Despite my inflated sense of self-importance, I have to admit that no one in the industry really knows who I am. But that’s okay. Even though I spent years working at some high-profile media companies, I’m at best remembered as “that one guy with the hat”. I’m flattered when people remember me enough to recognize the fact that I often enjoy wearing hats, but that’s neither here nor there. To be honest, I rather enjoy the anonymity; it keeps people’s expectations of me low. But for the one or two people who actually care about what I have to say, I would like to state here and now that I am absolutely addicted to minivans. Tricked-out JDM minivans, to be precise.
Back in 2008, I – the guy with no “steez” or a functioning media outlet – somehow convinced Toyota Japan’s corporate types to let me into the Toyota Technocraft facility in Yokohama to shoot the van you see here, the Toyota Mark X ZiO TGDA Concept. Toyota Technocraft, for those who may not be aware, is where Toyota Japan builds all its “specialty” vehicles. Everything from ambulances to JGTC cars, plus the Mark X ZiO TGDA Concept, is made at this top-secret facility, and Toyota let me in to run amok in the place.
I didn’t come alone; accompanying me was famed Max Power UK photographer Andy “Fly” Tipping and videographer Yusaku “Bento” Mizoguchi.

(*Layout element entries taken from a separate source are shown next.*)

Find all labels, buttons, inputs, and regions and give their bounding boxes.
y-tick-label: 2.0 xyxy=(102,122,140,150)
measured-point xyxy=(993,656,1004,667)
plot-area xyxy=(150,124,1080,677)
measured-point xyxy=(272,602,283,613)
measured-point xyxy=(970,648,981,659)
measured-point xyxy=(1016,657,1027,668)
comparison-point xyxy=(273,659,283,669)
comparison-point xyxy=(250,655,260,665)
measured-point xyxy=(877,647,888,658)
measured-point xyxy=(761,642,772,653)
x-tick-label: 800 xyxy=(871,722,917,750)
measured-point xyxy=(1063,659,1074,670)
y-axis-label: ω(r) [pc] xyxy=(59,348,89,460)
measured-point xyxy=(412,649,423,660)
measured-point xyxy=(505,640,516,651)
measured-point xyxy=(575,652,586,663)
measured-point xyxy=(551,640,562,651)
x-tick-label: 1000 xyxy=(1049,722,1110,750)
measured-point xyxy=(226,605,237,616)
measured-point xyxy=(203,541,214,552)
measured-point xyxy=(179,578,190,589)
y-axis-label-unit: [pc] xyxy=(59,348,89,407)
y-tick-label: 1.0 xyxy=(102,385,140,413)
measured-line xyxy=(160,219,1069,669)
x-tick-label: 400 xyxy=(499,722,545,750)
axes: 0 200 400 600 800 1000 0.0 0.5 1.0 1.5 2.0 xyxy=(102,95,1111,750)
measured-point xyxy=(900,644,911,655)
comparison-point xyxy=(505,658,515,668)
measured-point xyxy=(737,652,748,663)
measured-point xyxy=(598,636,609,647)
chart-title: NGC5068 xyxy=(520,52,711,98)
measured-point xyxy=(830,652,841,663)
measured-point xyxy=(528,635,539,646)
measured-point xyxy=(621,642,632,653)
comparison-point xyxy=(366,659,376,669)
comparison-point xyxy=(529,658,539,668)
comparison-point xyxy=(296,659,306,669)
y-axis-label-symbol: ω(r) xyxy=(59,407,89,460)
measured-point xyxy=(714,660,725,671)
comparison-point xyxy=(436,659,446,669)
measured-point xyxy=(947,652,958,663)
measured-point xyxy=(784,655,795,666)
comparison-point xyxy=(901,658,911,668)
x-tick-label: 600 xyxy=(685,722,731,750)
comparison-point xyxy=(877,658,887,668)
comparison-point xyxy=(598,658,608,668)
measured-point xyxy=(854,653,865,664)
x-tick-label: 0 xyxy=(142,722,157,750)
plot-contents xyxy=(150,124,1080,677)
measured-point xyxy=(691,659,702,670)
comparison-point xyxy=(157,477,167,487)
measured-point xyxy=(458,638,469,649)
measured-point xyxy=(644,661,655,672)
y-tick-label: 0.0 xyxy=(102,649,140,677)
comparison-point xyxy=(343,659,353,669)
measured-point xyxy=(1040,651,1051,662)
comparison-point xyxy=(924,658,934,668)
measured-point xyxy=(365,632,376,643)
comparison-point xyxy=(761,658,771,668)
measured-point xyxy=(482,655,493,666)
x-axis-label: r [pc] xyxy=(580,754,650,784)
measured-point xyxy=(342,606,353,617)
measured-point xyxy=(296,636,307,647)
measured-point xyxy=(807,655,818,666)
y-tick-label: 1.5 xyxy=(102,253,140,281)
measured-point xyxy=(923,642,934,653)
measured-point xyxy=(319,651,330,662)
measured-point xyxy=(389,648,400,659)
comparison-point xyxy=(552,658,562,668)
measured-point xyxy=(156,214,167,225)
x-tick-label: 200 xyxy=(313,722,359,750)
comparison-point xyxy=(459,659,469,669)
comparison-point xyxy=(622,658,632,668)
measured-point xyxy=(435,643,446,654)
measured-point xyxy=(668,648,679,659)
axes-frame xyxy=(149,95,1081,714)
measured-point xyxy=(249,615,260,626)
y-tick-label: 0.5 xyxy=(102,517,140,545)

Fly took some spectacular shots of the Mark X, which were unfortunately lost forever when his client RiceBoyTV was unceremoniously shut down. The shots you see here are photos I took myself…
This Mark X ZiO TGDA Concept was built by Mooncraft, the same company responsible for many of Toyota’s Super GT cars, so you know the workmanship is nothing less than spectacular. The only body panels this TGDA Concept shares with the stock Mark X are the roof and front doors. Everything else has been removed and replaced – or reworked beyond recognition – to create the wild minivan you see here.
Given our scene’s obsession with all things Super GT/JGTC, plus the fact that Mooncraft has made a kick-ass Super GT car or two in its day, it’s easy to think that Japan’s premier racing series provided the inspiration for this mom-mobile. But the man responsible for the car, Mooncraft’s Kenta Sano, said that his inspiration came from Germany and its DTM race series. Sano-san was quick to illustrate the DTM influence by pointing out the Mark X’s numerous ducts; this thing has more fins than Sea World. As radical as this car looks, it really is just a design exercise; the TGDA Concept’s engine was pretty much stock at the time of the shoot. TRD wanted to add some power; perhaps I should give ‘em a call to see if they gave this van the power to match its looks.
The stock Mark X ZiO is built atop the Camry platform and can be considered the JDM version of the Toyota Venza, and as such it is cursed with a soft and pillowy ride and several inches of fender gap. To get this van’s suspension DTM-tite, Mooncraft added a one-off TRD suspension kit and a custom roll cage to the Mark X ZiO TGDA Concept. While these mods would be considered mild for a time attack car, they bring this minivan’s handling abilities up to respectable levels. Aluminum BBS LM086 DBK rims sit at all four corners and are wrapped in Dunlop Direzza rubber, with Project Mu brakes peeking out from behind the LM spokes.
This is a racecar (technically), so the interior is pretty sparse… Recaro seats with Takata harnesses replace the stock car’s cushy buckets, while the Camry-esque dash and steering wheel have been replaced with sportier TRD-produced units. Not bad at all! I wonder what this Mark X ZiO would look like next to a US market Toyota Venza?
Toyota Mark X ZiO TGDA Concept
Engine: 2GR-FE 3.5L V6
Owner: Toyota Technocraft
Power: 280 PS @ 6200 rpm; 253 (approx) lb-ft @ 4700 rpm
Engine: One-off TRD muffler
Transmission: Does a TRD shift knob count?
Wheels: BBS LMO86 DBK wheels; Dunlop Direzza tires
Suspension: One-off TRD suspension
Brakes: Project Mu rotors and calipers
Aero: One-off TRD front grille, front bumper, front fender, bonnet, side step, rear door, rear fender, door mirror, rear wing, rear bumper
Interior: Recaro seats; Takata harnesses; one-off TRD dash, floor panels, shift knob
A/V: Yes, please. Oh, you mean sound? None.